Most people don’t like music, at least not in the same way as we musicians do. As near as I can tell from casual research, if we would measure people’s love of music, the result would be a classic bell curve.

There are a few people on each end and a large number in the middle. Musicians typically will be on the right toe, the top 10 percentile at the most. These people, on the right side, like a wide variety of music, go to concerts, and buy music from various sources, often at concerts.

The amazing thing for me is that there is an equal number on the left side. These folks never listen to music, don’t have a favorite performer, and can probably not name one song. I am guessing that for every person that buys ten CDs per year there is someone who has never bought even one.

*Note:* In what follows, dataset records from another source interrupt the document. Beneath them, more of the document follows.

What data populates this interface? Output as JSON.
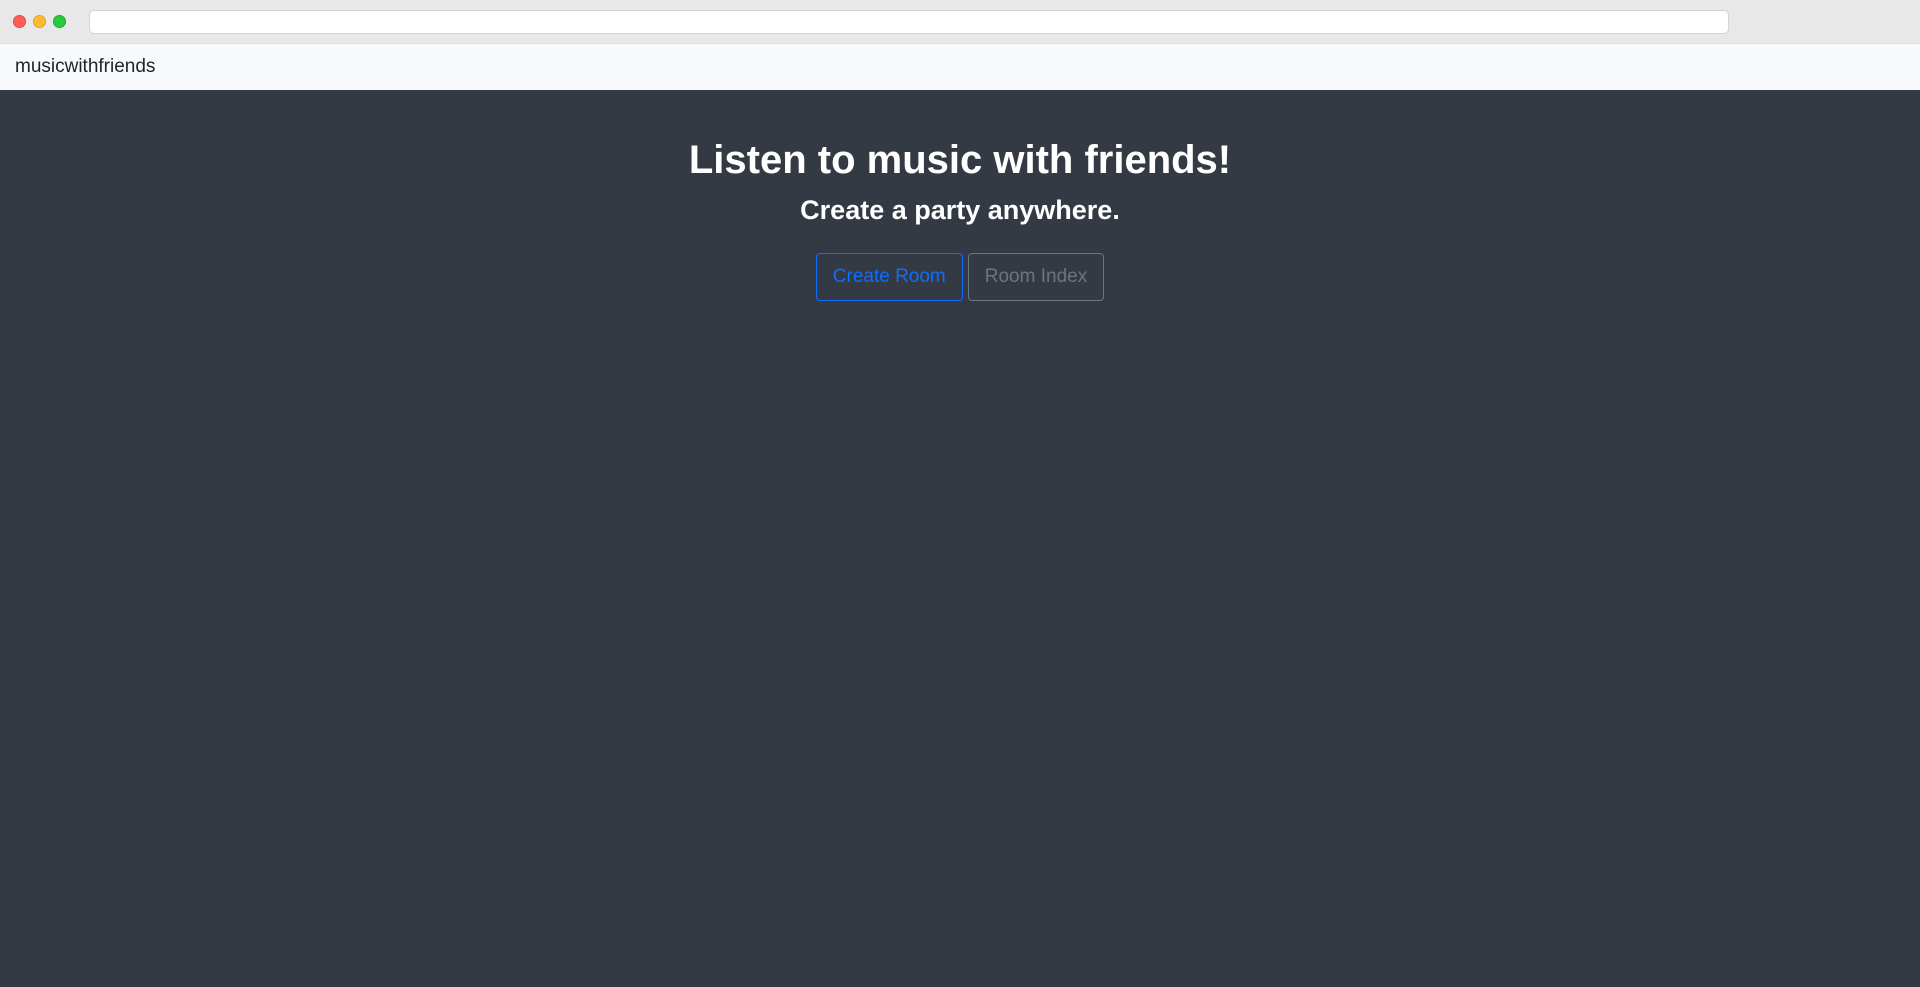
{
  "navbar": {
    "brand": "musicwithfriends"
  },
  "hero": {
    "title": "Listen to music with friends!",
    "subtitle": "Create a party anywhere."
  },
  "actions": {
    "create_room_label": "Create Room",
    "room_index_label": "Room Index"
  },
  "colors": {
    "background": "#343a43",
    "navbar_background": "#f8f9fa",
    "primary": "#0d6efd",
    "secondary": "#6c757d"
  }
}
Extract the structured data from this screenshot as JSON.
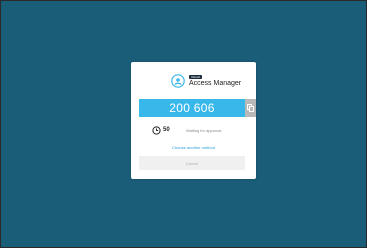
{
  "app": {
    "badge": "Ubisoft",
    "title": "Access Manager"
  },
  "auth": {
    "code": "200 606",
    "timer_value": "50",
    "status_text": "Waiting for approval",
    "other_method_link": "Choose another method",
    "cancel_label": "Cancel"
  },
  "colors": {
    "background": "#1a5d78",
    "code_bar": "#38b7ea",
    "copy_button": "#b8b8b8",
    "link": "#2a9fd6"
  }
}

The vast majority of people are somewhere in the middle. This center peak is the group that radio airplay is aimed at and the group that the large record companies cater to. This group might go to a concert if the performer was someone they had heard on the radio a lot, but they would be more interested in the event as a spectacle than to actually listen to music.

As performing artists, it is most reasonable to aim at the people on the right side who will come to our shows and buy our music, even if they have never heard us, or even our type of music, on the radio. Hopefully they will like us well enough to tell their friends and seek out the coffeehouses, clubs, and church concerts where we play.

Most of us have friends who are on the other end of the curve, who have no idea what we do, don’t know why we do it, and have never heard us play, and probably never will.

Don’t let it get you down. I’m sure they do things that we don’t care much about either.